藍子と燈子は伊吹との結婚が決まった事で、急遽夜のお作法を習う必要が出たのだが、二人は美哉と橘香に教えを乞うた。
国立侍女育成専門学校では、侍女の等級によっては男性の夜の相手の務め方も教えている。
三級侍女師は掃除や洗濯など、男性への直接的な世話以外の業務をする事が出来る。
二級侍女師は男性の入浴の世話や、直接肌に触れるような業務をする事が出来る。
一級侍女師は上記の世話に加え、精液採取を担当する事が出来る。
美哉と橘香は特級侍女師なので、全ての業務をする事が出来る。
特級侍女師になれる条件は、歳の近い男性と同じ環境で生まれ育った事とされている。
通常、生まれたばかりの男児に、他の女児を近付ける事は少ない。
その為、特級侍女師の資格を持つ者は非常に限られている。
もちろん、特級であろうが三級であろうが、男性が自ら求めた場合に限り、夜の相手を務める事は可能だ。

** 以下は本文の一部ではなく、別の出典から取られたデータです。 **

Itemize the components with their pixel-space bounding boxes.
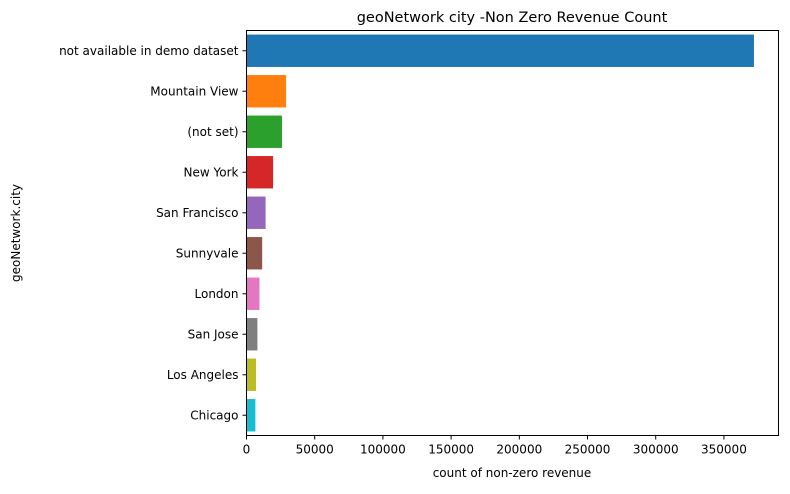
bar-3 [246, 156, 274, 189]
x-axis-label: count of non-zero revenue [433, 466, 592, 480]
y-tick-label-0: not available in demo dataset [59, 44, 239, 58]
y-tick-label-2: (not set) [187, 125, 238, 139]
x-tick-label-4: 200000 [496, 443, 542, 457]
bar-0 [246, 34, 754, 67]
y-tick-label-5: Sunnyvale [176, 246, 239, 260]
bar-5 [246, 237, 263, 270]
y-tick-label-6: London [195, 287, 239, 301]
y-axis-label: geoNetwork.city [9, 184, 23, 282]
bar-7 [246, 318, 258, 351]
y-tick-label-8: Los Angeles [167, 368, 239, 382]
y-tick-label-3: New York [184, 165, 239, 179]
bar-2 [246, 115, 282, 148]
y-tick-label-7: San Jose [188, 327, 239, 341]
x-tick-label-1: 50000 [296, 443, 334, 457]
y-axis-ticks: not available in demo dataset Mountain Vi… [59, 44, 247, 422]
x-tick-label-3: 150000 [428, 443, 474, 457]
x-tick-label-6: 300000 [633, 443, 679, 457]
bar-9 [246, 399, 256, 432]
bar-6 [246, 277, 260, 310]
bar-4 [246, 196, 266, 229]
y-tick-label-1: Mountain View [150, 84, 238, 98]
x-tick-label-5: 250000 [565, 443, 611, 457]
x-tick-label-7: 350000 [701, 443, 747, 457]
chart-title: geoNetwork city -Non Zero Revenue Count [357, 10, 668, 26]
x-axis-ticks: 0 50000 100000 150000 200000 250000 300000 3500… [243, 435, 747, 457]
y-tick-label-4: San Francisco [156, 206, 238, 220]
y-tick-label-9: Chicago [190, 408, 238, 422]
bar-1 [246, 75, 287, 108]
bars-layer [246, 34, 754, 432]
plot-frame [246, 30, 779, 436]
x-tick-label-0: 0 [243, 443, 251, 457]
x-tick-label-2: 100000 [360, 443, 406, 457]
bar-8 [246, 358, 257, 391]
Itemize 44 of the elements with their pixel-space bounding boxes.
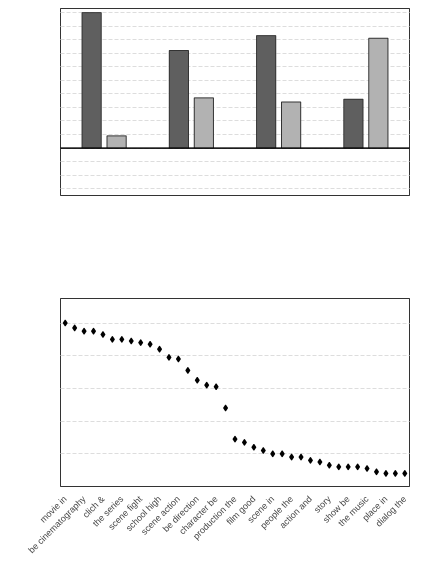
point	[110, 336, 115, 343]
bar	[106, 135, 127, 149]
point	[82, 328, 87, 335]
point	[364, 465, 370, 472]
point	[251, 444, 256, 451]
point	[138, 339, 144, 346]
point	[374, 468, 379, 476]
point	[166, 354, 172, 361]
point	[346, 463, 351, 470]
point	[176, 355, 181, 362]
point	[194, 376, 200, 384]
point	[326, 462, 332, 469]
bar	[82, 12, 102, 149]
point	[119, 336, 124, 343]
point	[280, 450, 285, 458]
point	[148, 340, 153, 348]
point	[317, 458, 322, 466]
point	[157, 346, 162, 353]
point	[383, 470, 388, 477]
point	[392, 470, 398, 477]
point	[308, 456, 313, 464]
point	[336, 463, 342, 470]
point	[91, 328, 96, 335]
point	[402, 470, 408, 477]
point	[242, 438, 247, 446]
point	[185, 366, 190, 374]
point	[62, 320, 68, 327]
bar	[256, 35, 276, 149]
bar	[368, 38, 388, 149]
point	[128, 338, 134, 345]
point	[204, 382, 210, 389]
point	[100, 330, 106, 338]
point	[270, 450, 276, 458]
point	[298, 454, 304, 461]
point	[214, 383, 219, 390]
bar	[281, 102, 302, 149]
point	[355, 463, 360, 470]
bar	[343, 98, 364, 149]
point	[72, 324, 78, 332]
point	[260, 447, 266, 454]
point	[223, 404, 228, 412]
point	[289, 454, 294, 461]
bar	[168, 50, 189, 149]
bar	[194, 97, 214, 149]
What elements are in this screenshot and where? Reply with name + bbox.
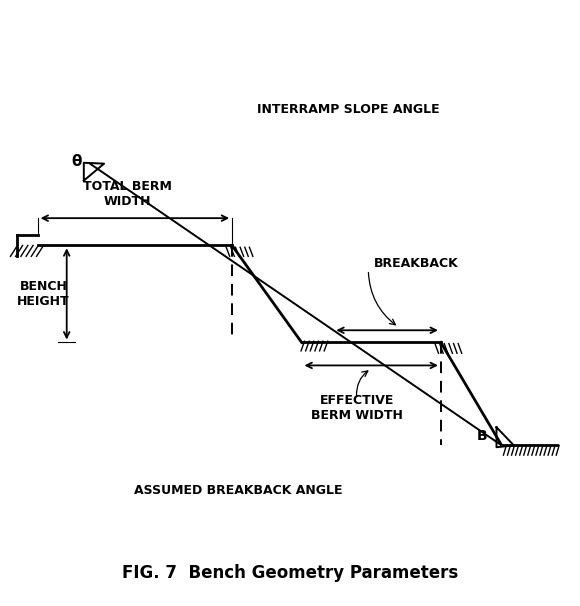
Text: BENCH
HEIGHT: BENCH HEIGHT: [17, 280, 70, 308]
Text: EFFECTIVE
BERM WIDTH: EFFECTIVE BERM WIDTH: [311, 394, 403, 422]
Text: ASSUMED BREAKBACK ANGLE: ASSUMED BREAKBACK ANGLE: [133, 484, 342, 498]
Text: TOTAL BERM
WIDTH: TOTAL BERM WIDTH: [83, 180, 172, 208]
Text: B: B: [477, 429, 488, 444]
Text: INTERRAMP SLOPE ANGLE: INTERRAMP SLOPE ANGLE: [257, 102, 439, 116]
Text: $\bf{\theta}$: $\bf{\theta}$: [71, 153, 82, 168]
Text: FIG. 7  Bench Geometry Parameters: FIG. 7 Bench Geometry Parameters: [122, 564, 458, 582]
Text: BREAKBACK: BREAKBACK: [374, 257, 459, 270]
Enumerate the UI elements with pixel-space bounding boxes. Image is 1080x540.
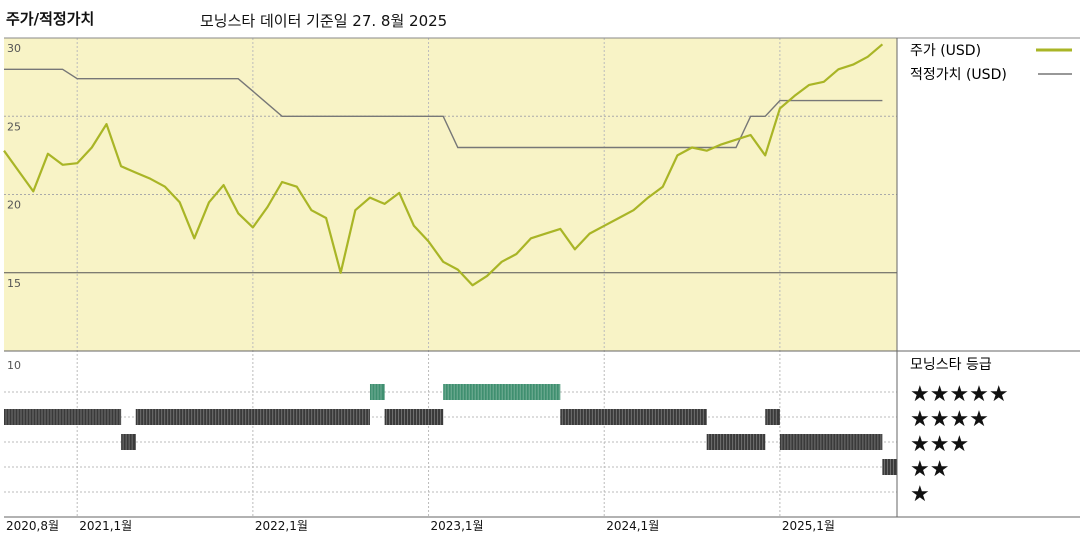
rating-bar [369,384,385,400]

しかし侍女の数に比べて、男性人口は非常に少ないので、侍女の資格を得たとしても侍女として働く事が出来る者は少なく、採用されたとしても男性と顔を合わせる事がない侍女も少なくない。
「二人に習ったんなら大丈夫だね。
でも、最初から上手くやってもらう必要なんてないよ。僕だってこないだ初めてを経験したばっかだし。
みんなで、みんなが楽しめるようにしていければ良いと思うんだ」
伊吹は椅子から立ち上がり、藍子と燈子の間に移動する。
そして二人の手を取って、自らの昂りに触れさせる。
「すごい……」
「ホントに、大きい……」
さらに伊吹は、藍子と燈子の耳元で、そっと囁く。
「いっぱい、可愛がってあげるからね?」
「「はぁぅっ!?」」
そのまま立ち上がれなくなった二人は、美哉と橘香の手を借りて、シャワールームへと向かった。
その夜、伊吹は藍子と燈子と結ばれた。